Google remains a for-profit commercial entity. It’s going to want something to sell. “It’s the tools and technology to create something like this,” Mega says. “We’ve needed to create new tools like the Verily Study Watch, which has a number of different sensors. We’re creating platforms that pull in data that comes not only from sensors but from classical assessments and molecular assessments.”
Still, though … Google’s strength is data. So, maybe this is relevant: Last year DeepMind, an English artificial intelligence company that’s also part of Alphabet (so, Google) cut a deal with the National Health Service to share data in return for an app and AI brainpower to treat acute kidney injury. But the privacy details weren’t handled well. Google didn’t get full consent for data sharing, and it wasn’t clear how else the company might use the patient data. “At the moment it’s just, get in there, gain the first mover advantage, and build networks and knowledge about illness and disease,” says Julia Powles, a researcher at Cornell who has written about DeepMind and NHS. “It’s Alphabet, the most powerful company in the world. They can afford to do that for a while, and that looks indistinguishable from the public interest.”

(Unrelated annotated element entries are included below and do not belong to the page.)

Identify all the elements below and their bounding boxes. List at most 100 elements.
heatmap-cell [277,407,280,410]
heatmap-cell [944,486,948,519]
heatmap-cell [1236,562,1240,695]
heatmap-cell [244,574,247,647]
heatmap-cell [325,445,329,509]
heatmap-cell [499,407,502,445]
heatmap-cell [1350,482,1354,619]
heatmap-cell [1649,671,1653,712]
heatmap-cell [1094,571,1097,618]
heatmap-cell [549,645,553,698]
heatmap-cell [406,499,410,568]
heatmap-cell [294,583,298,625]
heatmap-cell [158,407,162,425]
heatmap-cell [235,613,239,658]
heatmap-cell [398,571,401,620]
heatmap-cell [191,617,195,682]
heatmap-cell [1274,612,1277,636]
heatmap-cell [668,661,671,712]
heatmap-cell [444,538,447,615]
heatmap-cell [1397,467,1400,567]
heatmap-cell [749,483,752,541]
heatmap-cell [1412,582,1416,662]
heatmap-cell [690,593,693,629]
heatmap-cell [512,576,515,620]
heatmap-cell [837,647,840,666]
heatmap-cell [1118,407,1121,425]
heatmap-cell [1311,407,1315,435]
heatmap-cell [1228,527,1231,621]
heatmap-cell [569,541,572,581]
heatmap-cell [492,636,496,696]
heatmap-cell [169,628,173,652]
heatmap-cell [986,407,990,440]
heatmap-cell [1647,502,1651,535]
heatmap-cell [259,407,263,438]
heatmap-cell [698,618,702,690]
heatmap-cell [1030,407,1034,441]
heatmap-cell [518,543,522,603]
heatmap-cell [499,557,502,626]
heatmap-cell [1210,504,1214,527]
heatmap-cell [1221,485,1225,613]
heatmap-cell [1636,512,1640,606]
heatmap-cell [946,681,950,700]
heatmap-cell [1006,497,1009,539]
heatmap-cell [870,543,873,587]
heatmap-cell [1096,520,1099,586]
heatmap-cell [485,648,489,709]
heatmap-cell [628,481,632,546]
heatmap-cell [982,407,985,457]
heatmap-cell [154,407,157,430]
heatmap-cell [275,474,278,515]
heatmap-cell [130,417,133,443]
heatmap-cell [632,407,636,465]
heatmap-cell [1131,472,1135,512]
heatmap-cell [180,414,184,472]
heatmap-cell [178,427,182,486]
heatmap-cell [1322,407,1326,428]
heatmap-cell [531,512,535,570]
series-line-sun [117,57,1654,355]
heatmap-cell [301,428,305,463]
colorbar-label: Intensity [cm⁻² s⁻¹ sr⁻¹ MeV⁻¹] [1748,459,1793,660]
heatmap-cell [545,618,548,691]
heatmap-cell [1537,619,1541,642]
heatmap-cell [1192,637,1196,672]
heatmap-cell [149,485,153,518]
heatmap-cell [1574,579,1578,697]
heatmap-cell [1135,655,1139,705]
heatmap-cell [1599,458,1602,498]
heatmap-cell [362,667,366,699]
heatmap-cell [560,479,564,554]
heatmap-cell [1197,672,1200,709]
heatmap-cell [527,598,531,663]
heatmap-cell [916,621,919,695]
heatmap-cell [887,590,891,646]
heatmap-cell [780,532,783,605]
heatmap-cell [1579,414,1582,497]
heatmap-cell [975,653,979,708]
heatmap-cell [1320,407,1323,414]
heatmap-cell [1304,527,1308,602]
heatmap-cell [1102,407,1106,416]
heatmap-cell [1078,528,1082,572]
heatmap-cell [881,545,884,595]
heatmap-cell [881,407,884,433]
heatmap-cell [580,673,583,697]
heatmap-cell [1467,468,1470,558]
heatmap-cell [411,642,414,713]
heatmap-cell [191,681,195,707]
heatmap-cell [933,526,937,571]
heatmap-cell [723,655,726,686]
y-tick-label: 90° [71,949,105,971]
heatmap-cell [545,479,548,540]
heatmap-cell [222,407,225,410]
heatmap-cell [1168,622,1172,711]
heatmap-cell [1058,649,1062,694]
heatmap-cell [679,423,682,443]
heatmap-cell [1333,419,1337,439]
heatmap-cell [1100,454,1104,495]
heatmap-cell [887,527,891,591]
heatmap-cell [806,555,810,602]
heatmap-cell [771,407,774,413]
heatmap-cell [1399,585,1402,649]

And after that? Well, maybe this is also relevant: One of the trickiest parts of studies of populations is building the population. Even with 10,000 people on board, how do you make sure they’re representative of the wider world? Too many men, too many old people, too many anything and your results will suck. For example, because of Baseline’s use of “liquid biopsies” and other tests, subjects have to be able to get to Palo Alto, Durham, or Los Angeles. That’s a potential geographic bias. “Does the wearable itself change the behavior of the individual? There are some questions that we’ll answer by having subgroups within the 10,000. Looking at buckets of individuals allows us to reflect the US population,” Gambhir says. “But there will always likely be some bias because of the kinds of people that might sign up for this.”
That right there is fascinating. Google is taking great care to have a sample that’ll yield statistically significant results. It’ll always, by definition, be a sample of people who use Google. And that’s … almost everyone. “You don’t need to be a part of their study group for them to know a lot of stuff about you. As soon as they get the links from the guy down the street who is a volunteer, they have the links for you,” Powles says. “They already have half of it, 10 years of internet history, searches and anxieties and everything you look up about health matters. You connect that to a significant population sample study that combines genetic and medical data? Shit.”
So, you still want to get on board? Of course you do. Because you aren’t just the target for study. You’re also the audience. If you are the kind of person who wants to put on the watch, sleep on the coil, and transmit the data, you’re also the kind of person whose health status Baseline can eventually improve. You’re the subject and the object—customer and product, all at once.